I just found a new parser, written by Dan Bikel.
- The name is just "Parsing Engine", to be found here.
- It's written in Java, using the Penn Treebank Tagset
- Pre-trained data exists for English, Chinese and Arabic. Korean is announced as "Coming soon"
- The license is strange. Non-commercial for educational purposes, but you are not allowed to redistribute, and you have to agree to some sort of EULA.
- It's a statistical CYK parser, using "language-packs" to ease parsing of different languages.
- Active development, the guy just had a 1.0 release
- The parser seems to be pretty wide-coverage/deep parsing oriented.
- Comes with its own tagger, but can also read the Penn Treebank tagset in the typical Penn Lisp/oneliner format.
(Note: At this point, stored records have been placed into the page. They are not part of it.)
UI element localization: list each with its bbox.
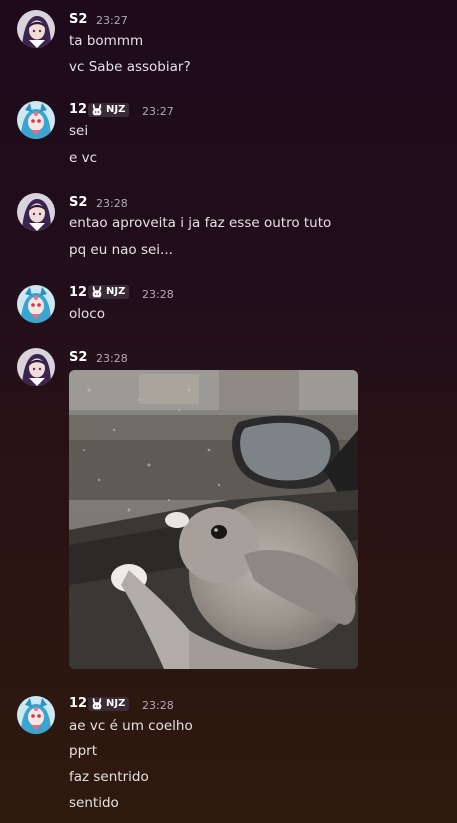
guild-tag[interactable]: NJZ — [88, 285, 130, 299]
message-text: ta bommm — [69, 33, 144, 49]
guild-tag[interactable]: NJZ — [88, 103, 130, 117]
message-author[interactable]: 12 — [69, 285, 87, 300]
avatar[interactable] — [17, 696, 55, 734]
message-text: sei — [69, 123, 89, 139]
message-author[interactable]: S2 — [69, 12, 87, 27]
message-text: entao aproveita i ja faz esse outro tuto — [69, 215, 332, 231]
avatar[interactable] — [17, 285, 55, 323]
message-timestamp: 23:28 — [96, 197, 128, 210]
message-text: pq eu nao sei... — [69, 242, 173, 258]
message-author[interactable]: S2 — [69, 195, 87, 210]
avatar[interactable] — [17, 101, 55, 139]
guild-tag[interactable]: NJZ — [88, 697, 130, 711]
message-timestamp: 23:27 — [96, 14, 128, 27]
message-timestamp: 23:28 — [142, 288, 174, 301]
avatar[interactable] — [17, 193, 55, 231]
message-text: faz sentrido — [69, 769, 149, 785]
message-author[interactable]: 12 — [69, 696, 87, 711]
message-author[interactable]: 12 — [69, 102, 87, 117]
message-text: oloco — [69, 306, 105, 322]
message-text: vc Sabe assobiar? — [69, 59, 191, 75]
message-text: e vc — [69, 150, 98, 166]
bunny-icon — [90, 285, 104, 299]
message-text: ae vc é um coelho — [69, 718, 193, 734]
avatar[interactable] — [17, 10, 55, 48]
message-text: pprt — [69, 743, 97, 759]
avatar[interactable] — [17, 348, 55, 386]
message-timestamp: 23:28 — [96, 352, 128, 365]
message-timestamp: 23:28 — [142, 699, 174, 712]
bunny-icon — [90, 103, 104, 117]
image-attachment[interactable] — [69, 370, 358, 669]
message-text: sentido — [69, 795, 119, 811]
bunny-icon — [90, 697, 104, 711]
message-author[interactable]: S2 — [69, 350, 87, 365]
guild-tag-label: NJZ — [106, 698, 126, 709]
message-timestamp: 23:27 — [142, 105, 174, 118]
guild-tag-label: NJZ — [106, 286, 126, 297]
guild-tag-label: NJZ — [106, 104, 126, 115]
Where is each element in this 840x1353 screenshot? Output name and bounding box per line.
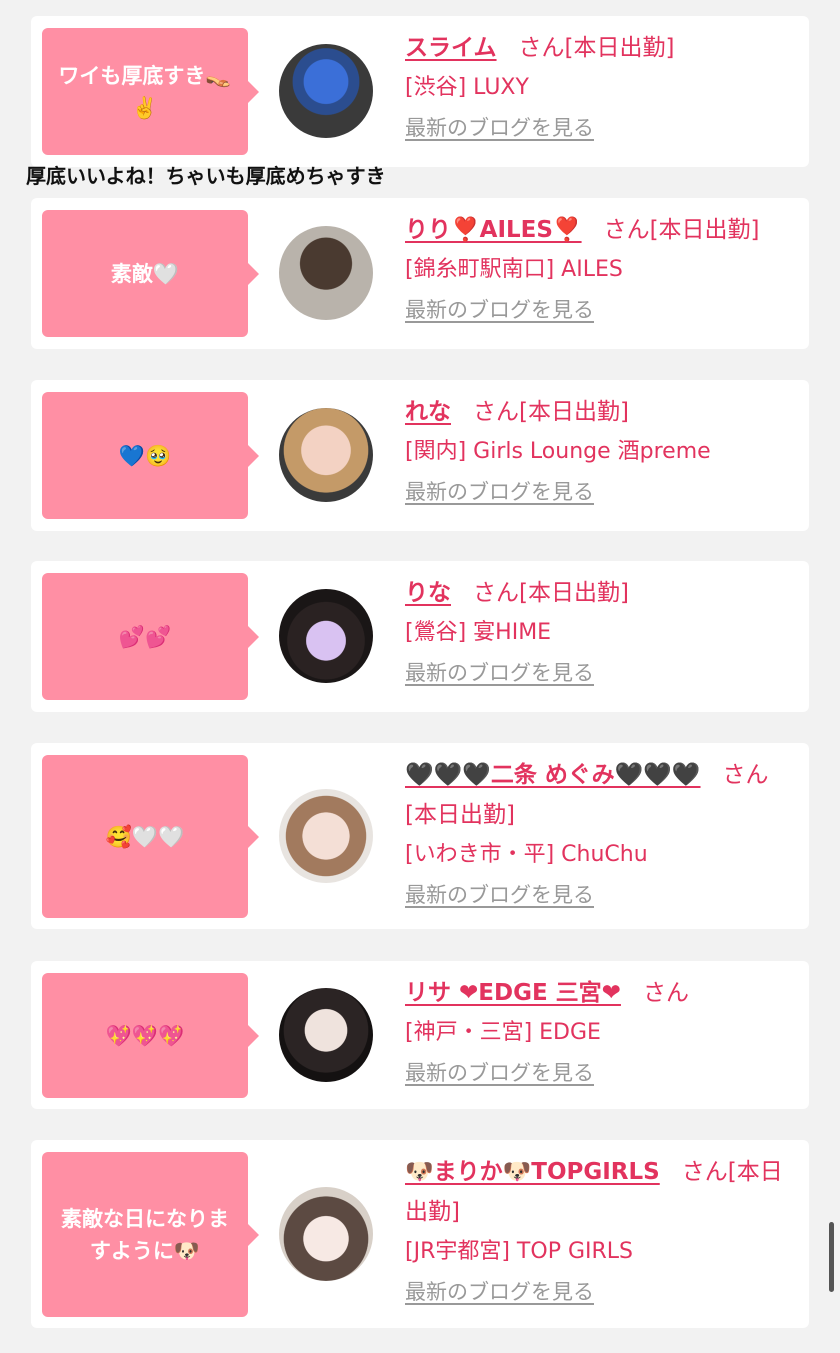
girl-name-link[interactable]: 🐶まりか🐶TOPGIRLS (405, 1159, 660, 1185)
avatar[interactable] (279, 1187, 373, 1281)
latest-blog-link[interactable]: 最新のブログを見る (405, 108, 594, 148)
girl-name-link[interactable]: りり❣️AILES❣️ (405, 217, 582, 243)
name-suffix: さん (642, 980, 689, 1006)
message-text: 💙🥹 (118, 443, 172, 468)
message-bubble: 💖💖💖 (42, 973, 259, 1098)
girl-name-link[interactable]: スライム (405, 35, 497, 61)
avatar[interactable] (279, 789, 373, 883)
blog-entry-card: ワイも厚底すき👡✌️ スライム さん[本日出勤] [渋谷] LUXY 最新のブログ… (31, 16, 809, 167)
comment-text: 厚底いいよね！ちゃいも厚底めちゃすき (26, 164, 386, 188)
girl-name-link[interactable]: れな (405, 399, 451, 425)
latest-blog-link[interactable]: 最新のブログを見る (405, 1272, 594, 1312)
avatar[interactable] (279, 408, 373, 502)
shop-label: [渋谷] LUXY (405, 75, 529, 100)
shop-label: [いわき市・平] ChuChu (405, 842, 648, 867)
latest-blog-link[interactable]: 最新のブログを見る (405, 653, 594, 693)
girl-name-link[interactable]: りな (405, 580, 451, 606)
message-bubble: 素敵🤍 (42, 210, 259, 337)
latest-blog-link[interactable]: 最新のブログを見る (405, 1053, 594, 1093)
shop-label: [錦糸町駅南口] AILES (405, 257, 623, 282)
blog-entry-card: 💙🥹 れな さん[本日出勤] [関内] Girls Lounge 酒preme 最… (31, 380, 809, 531)
blog-entry-card: 💕💕 りな さん[本日出勤] [鶯谷] 宴HIME 最新のブログを見る (31, 561, 809, 712)
shop-label: [関内] Girls Lounge 酒preme (405, 439, 711, 464)
latest-blog-link[interactable]: 最新のブログを見る (405, 472, 594, 512)
blog-entry-card: 素敵🤍 りり❣️AILES❣️ さん[本日出勤] [錦糸町駅南口] AILES 最… (31, 198, 809, 349)
shop-label: [鶯谷] 宴HIME (405, 620, 552, 645)
message-text: 素敵な日になりますように🐶 (61, 1206, 229, 1263)
name-suffix: さん[本日出勤] (473, 399, 629, 425)
shop-label: [神戸・三宮] EDGE (405, 1020, 601, 1045)
avatar[interactable] (279, 589, 373, 683)
name-suffix: さん[本日出勤] (603, 217, 760, 243)
message-text: 素敵🤍 (110, 261, 180, 286)
shop-label: [JR宇都宮] TOP GIRLS (405, 1239, 633, 1264)
latest-blog-link[interactable]: 最新のブログを見る (405, 290, 594, 330)
message-bubble: 🥰🤍🤍 (42, 755, 259, 918)
avatar[interactable] (279, 988, 373, 1082)
message-bubble: 素敵な日になりますように🐶 (42, 1152, 259, 1317)
avatar[interactable] (279, 226, 373, 320)
message-text: 💕💕 (118, 624, 172, 649)
message-text: 💖💖💖 (105, 1023, 185, 1048)
avatar[interactable] (279, 44, 373, 138)
blog-entry-card: 🥰🤍🤍 🖤🖤🖤二条 めぐみ🖤🖤🖤 さん[本日出勤] [いわき市・平] ChuChu… (31, 743, 809, 929)
scrollbar[interactable] (829, 1222, 834, 1292)
latest-blog-link[interactable]: 最新のブログを見る (405, 875, 594, 915)
message-text: 🥰🤍🤍 (105, 824, 185, 849)
girl-name-link[interactable]: 🖤🖤🖤二条 めぐみ🖤🖤🖤 (405, 762, 701, 788)
message-bubble: 💙🥹 (42, 392, 259, 519)
blog-entry-card: 素敵な日になりますように🐶 🐶まりか🐶TOPGIRLS さん[本日出勤] [JR宇… (31, 1140, 809, 1328)
message-text: ワイも厚底すき👡✌️ (58, 63, 232, 120)
girl-name-link[interactable]: リサ ❤EDGE 三宮❤ (405, 980, 621, 1006)
message-bubble: ワイも厚底すき👡✌️ (42, 28, 259, 155)
name-suffix: さん[本日出勤] (473, 580, 629, 606)
message-bubble: 💕💕 (42, 573, 259, 700)
name-suffix: さん[本日出勤] (518, 35, 675, 61)
blog-entry-card: 💖💖💖 リサ ❤EDGE 三宮❤ さん [神戸・三宮] EDGE 最新のブログを見… (31, 961, 809, 1109)
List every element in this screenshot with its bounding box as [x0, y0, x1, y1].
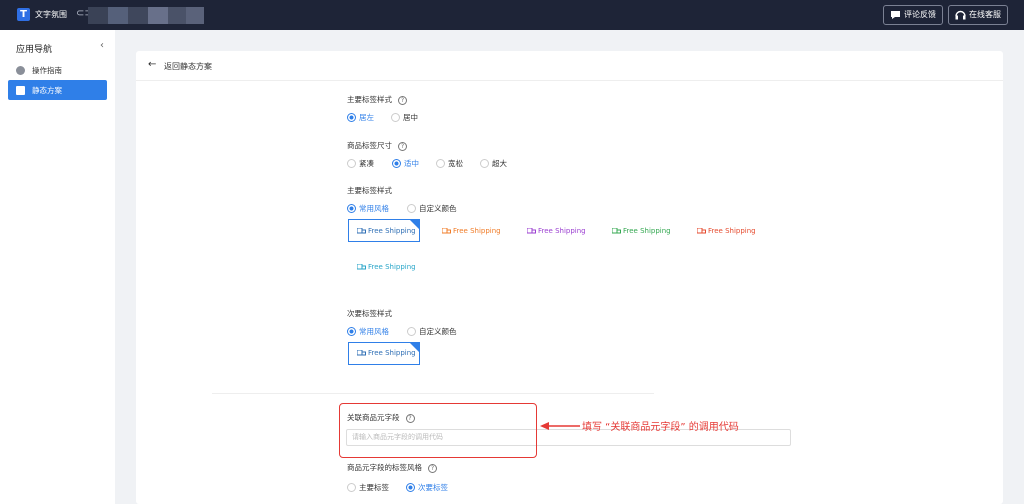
headset-icon: [955, 10, 966, 20]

The whole thing is based on a client/server model. There is a class called Switchboard
, that serves as a hypervisor. Clients and Servers can register with the switchboard. A Server is typically a DecoderServer
, which serves as the actual parser. A client will typically be a Parser
, which is nothing more than a relay to the DecoderServer
. The Parser
class can read files and parse their input format, convert it to something the DecoderServer
understands, and ultimately send the result its way.
While the whole model sounds nice in theory, in practice I found it to be hardly usable, if at all. It's largely undocumented, and the only intended use-case seems to be running that thing from command line. Implementing it as a backend for an applet in a Tomcat Servlet, I had great trouble getting it going (for example, Bikel suffers from the same resource-handling-dementia as everybody else in NLP, in that the API wants a String
denoting the location of the model file. Internally, the class then opens an ObjectInputStream
to the location and reads the serialized model from that. How stupid is this? Why not take an ObjIS directly? In a secure Tomcat environment, you can only access stuff via jndi
, which makes this approach useless.)
But as far as parsers go, this is a good one. Pretty fast, pretty stable, and with a rather nice coverage.